Maybe you’ve billed 250 hours this month on exceedingly silly discovery disputes and depositions, all for an ungrateful scaredy-cat client who’s just going to settle before any interesting legal issues can be resolved, and you’re wondering how you might ever get into court for something meaningful. Maybe Fed Jur was your favorite class and you recently aggravated a partner or judge by pointing out a jurisdictional defect in a year-old case. Maybe you’re a new parent, and really wish there was a job out there that gave you the flexibility to pick your hours, work from home, and still do interesting work with real responsibility. Or you just want more free time to write that law-review article (novel? screenplay?) before you transition into academia.
Maybe you got into law so you could make a difference, miss the law-school classes and Fed Soc panels and your clerkship where you thought about issues from first principles, and are frustrated being required to write briefs with kitchen-sink arguments that you know are tendentious, and would rather be trying to get the law right.

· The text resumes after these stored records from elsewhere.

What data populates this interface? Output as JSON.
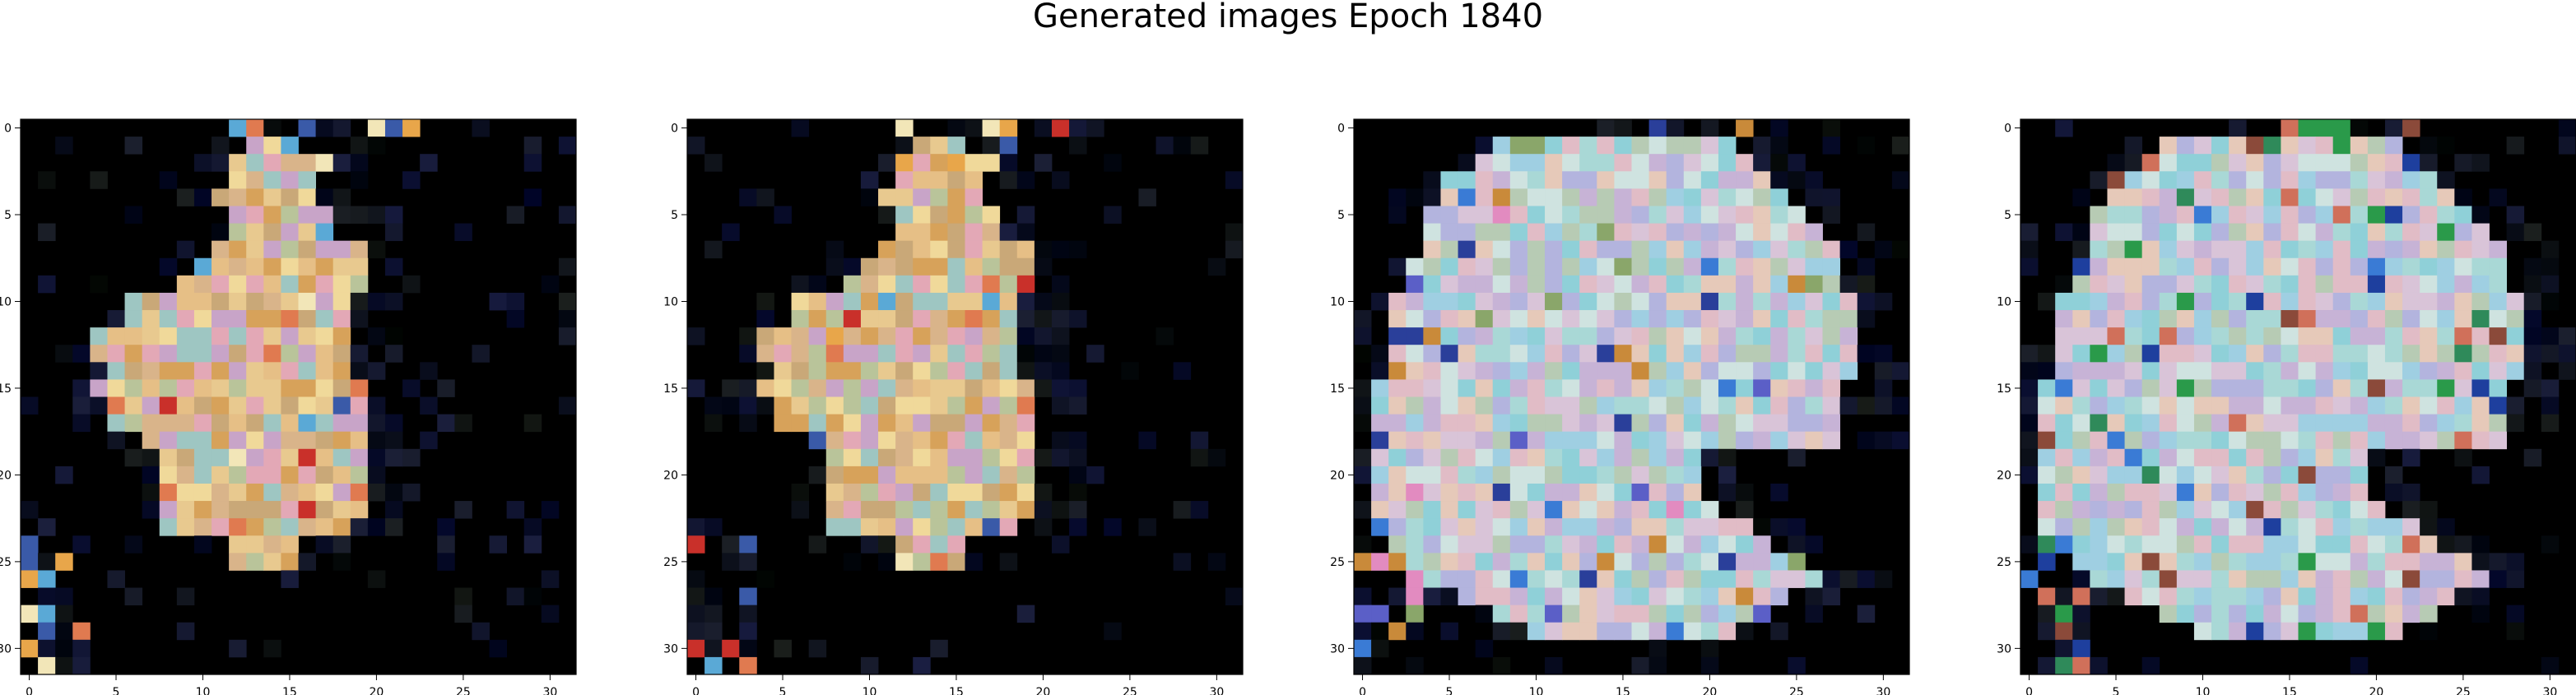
{
  "title": "Generated images Epoch 1840",
  "chart_data": [
    {
      "type": "heatmap",
      "image": "generated-image-1",
      "shape": [
        32,
        32,
        3
      ],
      "xticks": [
        0,
        5,
        10,
        15,
        20,
        25,
        30
      ],
      "yticks": [
        0,
        5,
        10,
        15,
        20,
        25,
        30
      ],
      "xlim": [
        -0.5,
        31.5
      ],
      "ylim": [
        31.5,
        -0.5
      ],
      "grid": false,
      "blob": "warm-yellow-pastel",
      "palette": [
        "#e6bf86",
        "#d9b48a",
        "#e8c98f",
        "#c9a878",
        "#b9c49a",
        "#c8a4c8",
        "#e3a8b6",
        "#9ec6c2",
        "#f0d99a",
        "#d7a25a"
      ],
      "accents": [
        "#f2e6b8",
        "#e8a64a",
        "#c9302a",
        "#e07a50",
        "#3a5aa8",
        "#5aa9d6"
      ]
    },
    {
      "type": "heatmap",
      "image": "generated-image-2",
      "shape": [
        32,
        32,
        3
      ],
      "xticks": [
        0,
        5,
        10,
        15,
        20,
        25,
        30
      ],
      "yticks": [
        0,
        5,
        10,
        15,
        20,
        25,
        30
      ],
      "xlim": [
        -0.5,
        31.5
      ],
      "ylim": [
        31.5,
        -0.5
      ],
      "grid": false,
      "blob": "warm-yellow-pastel",
      "palette": [
        "#e6bf86",
        "#d9b48a",
        "#e8c98f",
        "#c9a878",
        "#b9c49a",
        "#c8a4c8",
        "#e3a8b6",
        "#9ec6c2",
        "#f0d99a",
        "#d7a25a"
      ],
      "accents": [
        "#f2e6b8",
        "#e8a64a",
        "#c9302a",
        "#e07a50",
        "#3a5aa8",
        "#5aa9d6"
      ]
    },
    {
      "type": "heatmap",
      "image": "generated-image-3",
      "shape": [
        32,
        32,
        3
      ],
      "xticks": [
        0,
        5,
        10,
        15,
        20,
        25,
        30
      ],
      "yticks": [
        0,
        5,
        10,
        15,
        20,
        25,
        30
      ],
      "xlim": [
        -0.5,
        31.5
      ],
      "ylim": [
        31.5,
        -0.5
      ],
      "grid": false,
      "blob": "cool-cyan-pastel",
      "palette": [
        "#a9d8d6",
        "#c7b3d6",
        "#e1bcc6",
        "#9fcfe2",
        "#d9c4d8",
        "#b7cbb4",
        "#8fd0d8",
        "#e6c9b9",
        "#b3b4de",
        "#cfe3e0"
      ],
      "accents": [
        "#3a7bd5",
        "#2a3f9a",
        "#5b5fc7",
        "#e28bc0",
        "#8aa66a",
        "#c98a3a"
      ]
    },
    {
      "type": "heatmap",
      "image": "generated-image-4",
      "shape": [
        32,
        32,
        3
      ],
      "xticks": [
        0,
        5,
        10,
        15,
        20,
        25,
        30
      ],
      "yticks": [
        0,
        5,
        10,
        15,
        20,
        25,
        30
      ],
      "xlim": [
        -0.5,
        31.5
      ],
      "ylim": [
        31.5,
        -0.5
      ],
      "grid": false,
      "blob": "cool-cyan-pastel",
      "palette": [
        "#a9d8d6",
        "#c7b3d6",
        "#e1bcc6",
        "#9fcfe2",
        "#d9c4d8",
        "#b7cbb4",
        "#8fd0d8",
        "#e6c9b9",
        "#b3b4de",
        "#cfe3e0"
      ],
      "accents": [
        "#3a7bd5",
        "#1e3f9e",
        "#2f8a5a",
        "#d0705a",
        "#8b4a3a",
        "#2a9a4a"
      ]
    }
  ]
}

You know the difference between review for abuse of discretion and de novo review. You read Bryan Garner and the Volokh Conspiracy; you hate rent-seeking and love the free market; you know the difference between 24-point leading and MS-Word double-spacing. You read judicial opinions for fun. You’re not afraid to be in a courtroom where neither side wants to see you. You can do your own ECF filing, understand the PACER radio buttons, and draft the occasional discovery request without someone sitting on your shoulder. You’re itching to be thrown in the deep end. You hate cy pres and rent-seeking. You noticed that this paragraph says “rent-seeking” twice and would’ve edited it.
As for the organization posting the ad, HLLI, here’s some background:
HLLI stands for free markets, free speech, limited government, separation of powers, and against regulatory abuse and rent-seeking. We’re best known for our class-action objections through our Center for Class Action Fairness, but we also have successfully challenged FCC abuses in the D.C. Circuit, recently won a preliminary injunction on First Amendment grounds in federal district court in Pennsylvania, and are expending our public-interest wings.
HLLI does not discriminate on the basis of age, sex, race, religion, color, national origin, sexual orientation, era of military service, gender identity or expression, relationship structure, ninja identity, fast-food beverage preference, or anything else that’s illegal, immoral, or stupid to use as a basis for hiring. We may make fun of you if you like Pepsi, though.
This job may be for you. And if it isn’t, then it isn’t.